Va detto anche che alcune attività possono diventare da “pesanti” a “non pesanti” nel corso del tempo: ragione per cui è fondamentale trovare il bilanciamento ottimale.
Un’altra area da tenere d’occhio è l’eccessivo o inutile risveglio dei core inattivi che può comportare un maggiore consumo energetico. Una soluzione consiste nell'”impacchettare” le attività sullo stesso core cercando di scongiurare sovraccarichi.
Sulla piattaforma ARM, a partire dai SoC big.LITTLE, per gestire efficacemente le varie problematiche si usano diversi strumenti. I core “LITTLE” sono quelli che offrono una migliore efficienza energetica seppur sacrificando le prestazioni; i core “big” sono invece quelli più potenti e con il maggior appetito in termini energetici.
Il primo si chiama Core clustering: i core della stessa dimensione vengono trattati come un unico cluster; viene poi scelto il cluster più appropriato da usare in base alle esigenze del sistema.
Con la tecnica In-kernel switching core “big” e “LITTLE” vengono accoppiati a formare un core virtuale in cui viene utilizzato solo uno dei due core fisici che formano quello specifico core virtuale, a seconda delle esigenze. Un approccio che assicura una maggiore efficienza rispetto al Core clustering ma richiede che le caratteristiche dei core siano le stesse.
Con il Global task scheduling tutti i core fisici sono sempre disponibili ed è compito del task scheduler globale assegnare le attività da svolgere a livello di core a seconda delle esigenze. Anche i tecnici di Qualcomm indicano questo metodo come una scelta ottimale perché lo scheduler del sistema operativo può allocare il lavoro su qualsiasi core, tutti i core o qualsiasi combinazione, mentre i core non utilizzati vengono automaticamente disattivati. Questa soluzione non richiede configurazioni di core che abbiano una reciproca corrispondenza, può reagire più rapidamente alle variazioni dei carichi e il lavoro può essere allocato con un livello di granularità più fine rispetto all’utilizzo del Core clustering.
Una volta l’ottimizzazione era qualcosa che si faceva alla fine del progetto ma con i processori multi-core di oggi si tratta di un’attività da pianificare e svolgere sin dalle prime fasi dello sviluppo di un’applicazione.
Nel caso di Qualcomm, l’azienda mette a disposizione un pacchetto SDK per sviluppatori (Snapdragon Power Optimization SDK) progettato per supportare cinque modalità per l’utilizzo del processore tra le quali i programmatori possono scegliere.

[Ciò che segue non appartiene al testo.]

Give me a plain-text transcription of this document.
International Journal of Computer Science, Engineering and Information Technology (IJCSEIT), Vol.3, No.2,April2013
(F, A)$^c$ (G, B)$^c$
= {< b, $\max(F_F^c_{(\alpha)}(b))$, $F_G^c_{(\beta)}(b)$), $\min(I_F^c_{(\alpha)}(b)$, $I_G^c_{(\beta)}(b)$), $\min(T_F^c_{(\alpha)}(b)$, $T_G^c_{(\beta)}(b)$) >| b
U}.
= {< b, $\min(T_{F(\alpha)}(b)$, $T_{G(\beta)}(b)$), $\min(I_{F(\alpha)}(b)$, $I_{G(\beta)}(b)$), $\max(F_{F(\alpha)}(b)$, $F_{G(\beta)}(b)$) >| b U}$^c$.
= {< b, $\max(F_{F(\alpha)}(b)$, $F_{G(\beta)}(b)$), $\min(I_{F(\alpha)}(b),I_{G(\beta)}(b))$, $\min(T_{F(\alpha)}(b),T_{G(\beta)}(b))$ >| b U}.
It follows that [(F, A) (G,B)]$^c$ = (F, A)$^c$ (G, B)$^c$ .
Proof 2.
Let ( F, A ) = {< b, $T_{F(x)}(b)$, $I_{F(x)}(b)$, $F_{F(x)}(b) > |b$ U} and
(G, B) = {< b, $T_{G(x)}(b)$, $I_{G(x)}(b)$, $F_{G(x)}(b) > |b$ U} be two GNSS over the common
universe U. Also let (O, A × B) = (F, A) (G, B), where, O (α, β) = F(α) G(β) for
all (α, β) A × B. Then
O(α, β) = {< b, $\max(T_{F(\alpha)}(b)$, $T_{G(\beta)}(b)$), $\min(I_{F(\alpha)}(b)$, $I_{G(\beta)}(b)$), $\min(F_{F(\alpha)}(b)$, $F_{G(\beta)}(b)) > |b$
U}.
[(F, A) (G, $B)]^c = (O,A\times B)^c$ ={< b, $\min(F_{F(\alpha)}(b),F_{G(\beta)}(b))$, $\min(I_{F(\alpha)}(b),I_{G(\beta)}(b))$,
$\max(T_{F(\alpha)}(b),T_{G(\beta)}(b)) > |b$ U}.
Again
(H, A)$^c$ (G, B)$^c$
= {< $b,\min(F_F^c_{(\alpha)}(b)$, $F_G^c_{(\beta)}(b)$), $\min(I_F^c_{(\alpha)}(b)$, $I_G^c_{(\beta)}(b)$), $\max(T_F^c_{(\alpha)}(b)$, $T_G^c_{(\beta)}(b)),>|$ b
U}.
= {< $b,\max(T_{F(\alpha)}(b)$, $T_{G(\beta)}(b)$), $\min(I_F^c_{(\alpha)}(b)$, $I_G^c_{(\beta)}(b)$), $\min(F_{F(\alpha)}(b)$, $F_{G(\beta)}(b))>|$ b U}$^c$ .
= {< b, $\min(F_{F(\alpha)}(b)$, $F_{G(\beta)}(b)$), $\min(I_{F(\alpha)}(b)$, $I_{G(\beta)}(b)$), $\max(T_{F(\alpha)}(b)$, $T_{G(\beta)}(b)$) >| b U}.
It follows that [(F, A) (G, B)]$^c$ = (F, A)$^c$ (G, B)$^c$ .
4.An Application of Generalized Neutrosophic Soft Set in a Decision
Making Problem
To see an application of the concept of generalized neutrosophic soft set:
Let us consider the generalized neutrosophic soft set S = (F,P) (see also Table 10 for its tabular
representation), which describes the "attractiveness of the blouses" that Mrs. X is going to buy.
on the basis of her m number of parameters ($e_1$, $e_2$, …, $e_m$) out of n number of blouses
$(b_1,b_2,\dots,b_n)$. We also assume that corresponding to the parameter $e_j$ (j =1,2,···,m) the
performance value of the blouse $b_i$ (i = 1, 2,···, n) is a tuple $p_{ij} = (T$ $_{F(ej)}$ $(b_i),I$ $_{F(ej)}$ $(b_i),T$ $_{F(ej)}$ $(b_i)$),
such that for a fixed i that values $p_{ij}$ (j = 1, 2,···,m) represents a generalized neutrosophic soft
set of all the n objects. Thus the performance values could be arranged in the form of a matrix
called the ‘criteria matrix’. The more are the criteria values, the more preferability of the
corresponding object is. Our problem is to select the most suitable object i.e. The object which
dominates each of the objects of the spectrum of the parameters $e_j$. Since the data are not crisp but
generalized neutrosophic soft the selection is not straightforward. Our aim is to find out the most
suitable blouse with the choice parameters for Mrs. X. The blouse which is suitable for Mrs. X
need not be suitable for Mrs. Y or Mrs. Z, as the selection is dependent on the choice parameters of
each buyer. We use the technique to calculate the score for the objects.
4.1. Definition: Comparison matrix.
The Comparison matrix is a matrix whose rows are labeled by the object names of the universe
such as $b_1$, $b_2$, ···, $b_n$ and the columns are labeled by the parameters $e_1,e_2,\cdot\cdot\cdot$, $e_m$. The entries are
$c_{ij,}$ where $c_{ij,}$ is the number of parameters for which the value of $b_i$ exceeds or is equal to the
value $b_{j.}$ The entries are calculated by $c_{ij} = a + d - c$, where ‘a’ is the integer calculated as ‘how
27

La “modalità efficiente“, ad esempio, permette di raggiungere prestazioni vicine al migliore risparmio energetico possibile; “performance burst mode” supporta tutti i core alla massima frequenza per un breve periodo di tempo (utile per le elaborazioni più pesanti così da sfruttare le massime prestazioni); “modalità saver” fornisce circa la metà delle prestazioni di picco del sistema e aiuta quando i requisiti di prestazione dell’applicazione sono comunque contenuti; “modalità window“, per regolare con precisione il bilanciamento prestazione/potenza (si impostano percentuali di frequenza minima e massima rispetto alla frequenza massima che i core possono usare); “modalità normale“, per riportare il sistema allo stato di default.
Prestazioni, potenza e temperatura sono ora tutti i vincoli di progettazione di primo ordine. Bilanciare l’efficienza energetica, i vincoli termici e le prestazioni richiedono alcuni mezzi per trasmettere i dati sul consumo di energia e sulla temperatura in tempo reale – in hardware – ai gestori intelligenti delle risorse.
Poste le marcate differenze tra l’architettura ARM (vedere Differenza tra processori ARM e x86), sembra proprio che Intel, con i suoi Alder Lake, abbia in programma il rilascio di processori estremamente versatili ed efficienti che rompono in maniera netta con il passato.
Stando alle ultime indiscrezioni (Processori Intel Alder Lake in configurazioni da 6, 10, 14 e 16 core), pare infatti che alcune CPU useranno cluster con configurazioni assolutamente non speculari: in alcuni modelli 2 core ad elevate prestazioni sarebbero affiancati da un cluster composto da 8 core a risparmio energetico. Ma ci saranno configurazioni anche a 8+8 core per un totale di 16 core fisici.